Photographer: Jason Alden/Bloomberg

Britain’s Zero-Hours Contract Craze Might Have Peaked

  • Employment with no guarantee of hours has been in spotlight
  • Government wants more protection for ‘gig economy’ workers

The number of zero-hours employment contracts in the U.K. may have peaked after a surge in recent years.

The Office for National Statistics said there were 1.4 million such contracts -- under which workers have no guaranteed number of hours each week -- in May, down from a peak of 2.1 million two years ago. The figures published Tuesday are based on a survey of U.K. businesses.

“Coupled with figures we’ve already seen from the Labour Force Survey showing a small fall in the number of people who say they’re on zero-hours contracts, it seems possible that the trend towards this type of work has begun to unwind,” said ONS statistician David Freeman.

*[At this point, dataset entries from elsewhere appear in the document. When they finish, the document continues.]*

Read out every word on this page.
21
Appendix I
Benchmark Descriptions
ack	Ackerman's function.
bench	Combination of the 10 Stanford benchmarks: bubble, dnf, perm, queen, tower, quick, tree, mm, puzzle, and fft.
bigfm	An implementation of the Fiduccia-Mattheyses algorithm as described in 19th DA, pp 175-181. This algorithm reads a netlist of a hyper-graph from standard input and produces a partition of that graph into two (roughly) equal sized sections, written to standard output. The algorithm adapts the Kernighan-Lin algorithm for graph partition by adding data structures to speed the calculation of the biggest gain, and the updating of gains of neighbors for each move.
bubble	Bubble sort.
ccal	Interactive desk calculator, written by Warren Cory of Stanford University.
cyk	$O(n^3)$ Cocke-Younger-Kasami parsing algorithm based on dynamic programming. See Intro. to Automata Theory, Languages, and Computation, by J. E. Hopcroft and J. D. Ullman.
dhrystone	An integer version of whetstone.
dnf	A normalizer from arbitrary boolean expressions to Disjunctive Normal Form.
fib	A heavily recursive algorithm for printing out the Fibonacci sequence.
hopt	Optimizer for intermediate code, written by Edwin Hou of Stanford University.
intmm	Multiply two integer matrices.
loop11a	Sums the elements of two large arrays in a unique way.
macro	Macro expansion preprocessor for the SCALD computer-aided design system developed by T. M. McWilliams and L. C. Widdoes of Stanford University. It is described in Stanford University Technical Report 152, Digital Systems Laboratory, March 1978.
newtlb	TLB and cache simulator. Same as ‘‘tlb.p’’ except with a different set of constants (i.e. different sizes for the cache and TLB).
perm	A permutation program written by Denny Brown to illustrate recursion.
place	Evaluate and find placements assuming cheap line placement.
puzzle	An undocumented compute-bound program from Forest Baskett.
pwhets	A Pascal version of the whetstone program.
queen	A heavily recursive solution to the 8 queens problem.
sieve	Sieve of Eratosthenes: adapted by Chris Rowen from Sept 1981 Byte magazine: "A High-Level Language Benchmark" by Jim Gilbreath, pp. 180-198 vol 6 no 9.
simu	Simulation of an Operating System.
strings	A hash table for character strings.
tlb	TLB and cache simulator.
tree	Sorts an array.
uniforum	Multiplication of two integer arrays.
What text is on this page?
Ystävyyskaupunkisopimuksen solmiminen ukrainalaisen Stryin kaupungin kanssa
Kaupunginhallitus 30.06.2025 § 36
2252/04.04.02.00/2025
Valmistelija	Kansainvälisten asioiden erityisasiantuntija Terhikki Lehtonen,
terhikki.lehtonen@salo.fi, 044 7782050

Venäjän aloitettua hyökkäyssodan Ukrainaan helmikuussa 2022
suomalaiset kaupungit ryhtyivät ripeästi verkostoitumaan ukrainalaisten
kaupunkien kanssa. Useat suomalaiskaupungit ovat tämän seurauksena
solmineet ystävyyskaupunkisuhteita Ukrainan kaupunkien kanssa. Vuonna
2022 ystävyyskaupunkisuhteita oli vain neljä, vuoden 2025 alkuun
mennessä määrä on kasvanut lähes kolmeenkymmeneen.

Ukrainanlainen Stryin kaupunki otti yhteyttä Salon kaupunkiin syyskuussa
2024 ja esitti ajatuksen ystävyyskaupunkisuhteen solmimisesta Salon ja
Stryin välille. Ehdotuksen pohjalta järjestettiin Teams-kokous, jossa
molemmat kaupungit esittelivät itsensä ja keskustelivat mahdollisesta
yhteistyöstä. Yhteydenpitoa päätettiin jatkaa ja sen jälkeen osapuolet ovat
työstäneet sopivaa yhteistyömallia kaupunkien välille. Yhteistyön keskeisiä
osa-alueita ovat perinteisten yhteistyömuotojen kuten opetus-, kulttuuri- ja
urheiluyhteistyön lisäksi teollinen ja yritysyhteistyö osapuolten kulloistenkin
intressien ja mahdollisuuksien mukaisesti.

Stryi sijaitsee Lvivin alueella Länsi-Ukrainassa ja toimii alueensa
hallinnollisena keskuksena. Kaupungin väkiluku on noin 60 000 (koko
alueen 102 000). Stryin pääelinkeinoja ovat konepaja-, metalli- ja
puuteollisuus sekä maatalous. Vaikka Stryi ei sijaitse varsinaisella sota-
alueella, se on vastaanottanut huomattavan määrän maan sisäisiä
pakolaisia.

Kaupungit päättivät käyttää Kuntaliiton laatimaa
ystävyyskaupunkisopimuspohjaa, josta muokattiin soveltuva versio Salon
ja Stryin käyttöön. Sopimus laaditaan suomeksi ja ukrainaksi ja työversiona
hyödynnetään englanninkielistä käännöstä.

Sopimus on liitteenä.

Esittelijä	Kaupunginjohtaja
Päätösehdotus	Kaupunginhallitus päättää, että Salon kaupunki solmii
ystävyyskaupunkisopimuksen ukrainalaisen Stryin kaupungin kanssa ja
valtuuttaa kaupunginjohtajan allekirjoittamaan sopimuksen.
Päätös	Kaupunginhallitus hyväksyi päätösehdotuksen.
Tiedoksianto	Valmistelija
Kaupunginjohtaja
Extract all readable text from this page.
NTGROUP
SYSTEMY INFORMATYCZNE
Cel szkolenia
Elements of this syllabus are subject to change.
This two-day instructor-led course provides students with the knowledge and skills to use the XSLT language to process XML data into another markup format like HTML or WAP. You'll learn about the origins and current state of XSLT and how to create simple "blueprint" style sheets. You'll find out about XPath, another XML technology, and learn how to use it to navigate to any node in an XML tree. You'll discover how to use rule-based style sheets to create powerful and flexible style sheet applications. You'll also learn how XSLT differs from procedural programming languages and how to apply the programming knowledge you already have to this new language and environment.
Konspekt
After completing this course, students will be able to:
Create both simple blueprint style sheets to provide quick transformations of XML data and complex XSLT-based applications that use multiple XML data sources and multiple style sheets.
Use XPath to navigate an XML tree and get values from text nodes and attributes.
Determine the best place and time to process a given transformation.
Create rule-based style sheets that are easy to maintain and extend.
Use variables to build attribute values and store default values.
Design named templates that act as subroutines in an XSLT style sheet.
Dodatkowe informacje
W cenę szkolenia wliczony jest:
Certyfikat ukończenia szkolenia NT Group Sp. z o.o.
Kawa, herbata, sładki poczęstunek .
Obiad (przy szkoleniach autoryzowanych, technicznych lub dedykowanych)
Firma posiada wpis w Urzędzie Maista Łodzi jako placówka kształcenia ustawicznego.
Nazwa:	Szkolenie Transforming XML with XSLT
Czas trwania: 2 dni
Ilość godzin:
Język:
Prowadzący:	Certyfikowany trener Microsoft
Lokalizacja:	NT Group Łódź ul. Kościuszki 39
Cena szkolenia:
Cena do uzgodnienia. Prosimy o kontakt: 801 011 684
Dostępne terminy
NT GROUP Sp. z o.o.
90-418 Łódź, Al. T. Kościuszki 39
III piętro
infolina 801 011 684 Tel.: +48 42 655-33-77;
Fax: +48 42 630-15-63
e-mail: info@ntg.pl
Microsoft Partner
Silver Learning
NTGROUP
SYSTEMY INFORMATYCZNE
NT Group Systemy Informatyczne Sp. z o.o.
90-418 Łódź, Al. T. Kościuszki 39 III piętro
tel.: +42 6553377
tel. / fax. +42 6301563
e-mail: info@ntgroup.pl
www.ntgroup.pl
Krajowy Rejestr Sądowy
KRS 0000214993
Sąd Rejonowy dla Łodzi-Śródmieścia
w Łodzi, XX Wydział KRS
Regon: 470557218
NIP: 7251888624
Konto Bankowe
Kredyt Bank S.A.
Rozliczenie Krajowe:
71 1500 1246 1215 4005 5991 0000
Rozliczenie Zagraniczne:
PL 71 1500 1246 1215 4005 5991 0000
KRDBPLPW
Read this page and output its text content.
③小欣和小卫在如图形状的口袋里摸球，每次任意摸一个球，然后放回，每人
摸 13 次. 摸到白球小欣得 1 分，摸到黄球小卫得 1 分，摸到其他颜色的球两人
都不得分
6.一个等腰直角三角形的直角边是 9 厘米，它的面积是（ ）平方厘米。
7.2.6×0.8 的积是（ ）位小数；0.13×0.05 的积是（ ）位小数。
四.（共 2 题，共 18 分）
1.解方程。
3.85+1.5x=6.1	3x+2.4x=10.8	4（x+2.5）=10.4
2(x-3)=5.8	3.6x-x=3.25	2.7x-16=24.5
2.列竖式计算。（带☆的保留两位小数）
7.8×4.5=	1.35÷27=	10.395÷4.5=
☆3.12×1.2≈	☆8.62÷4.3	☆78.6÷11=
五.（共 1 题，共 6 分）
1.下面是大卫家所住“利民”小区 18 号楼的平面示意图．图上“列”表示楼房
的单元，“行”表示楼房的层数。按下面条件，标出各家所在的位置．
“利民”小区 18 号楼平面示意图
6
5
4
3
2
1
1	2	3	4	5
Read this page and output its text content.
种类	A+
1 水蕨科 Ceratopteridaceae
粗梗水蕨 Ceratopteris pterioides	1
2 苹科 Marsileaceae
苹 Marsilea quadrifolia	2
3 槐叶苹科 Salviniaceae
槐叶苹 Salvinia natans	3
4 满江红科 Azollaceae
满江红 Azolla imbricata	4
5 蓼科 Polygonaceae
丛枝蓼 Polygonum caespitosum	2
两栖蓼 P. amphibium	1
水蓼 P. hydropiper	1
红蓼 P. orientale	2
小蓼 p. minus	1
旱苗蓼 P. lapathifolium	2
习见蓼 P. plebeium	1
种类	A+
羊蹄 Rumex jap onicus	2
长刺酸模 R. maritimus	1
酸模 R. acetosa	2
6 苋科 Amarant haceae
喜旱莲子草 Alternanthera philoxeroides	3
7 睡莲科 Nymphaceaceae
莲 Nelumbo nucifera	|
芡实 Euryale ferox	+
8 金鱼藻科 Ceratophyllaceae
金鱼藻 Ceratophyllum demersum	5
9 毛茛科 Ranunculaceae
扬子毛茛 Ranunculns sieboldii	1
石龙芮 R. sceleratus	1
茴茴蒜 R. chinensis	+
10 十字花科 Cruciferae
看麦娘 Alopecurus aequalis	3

The use of zero-hours has come under growing scrutiny in Britain, with accusations that the practice exploits workers and some high-profile companies including Sports Direct International Plc coming under fire. A government review of employment practices published in July called for greater protections for such workers, including a higher minimum wage.

The ONS survey showed that about 6 percent of firms make some use of “no guaranteed hours contracts,” though the figures vary across sectors. The highest usage -- almost one quarter -- is by businesses offering administrative and “support services,” with hotels and restaurants at about 10 percent.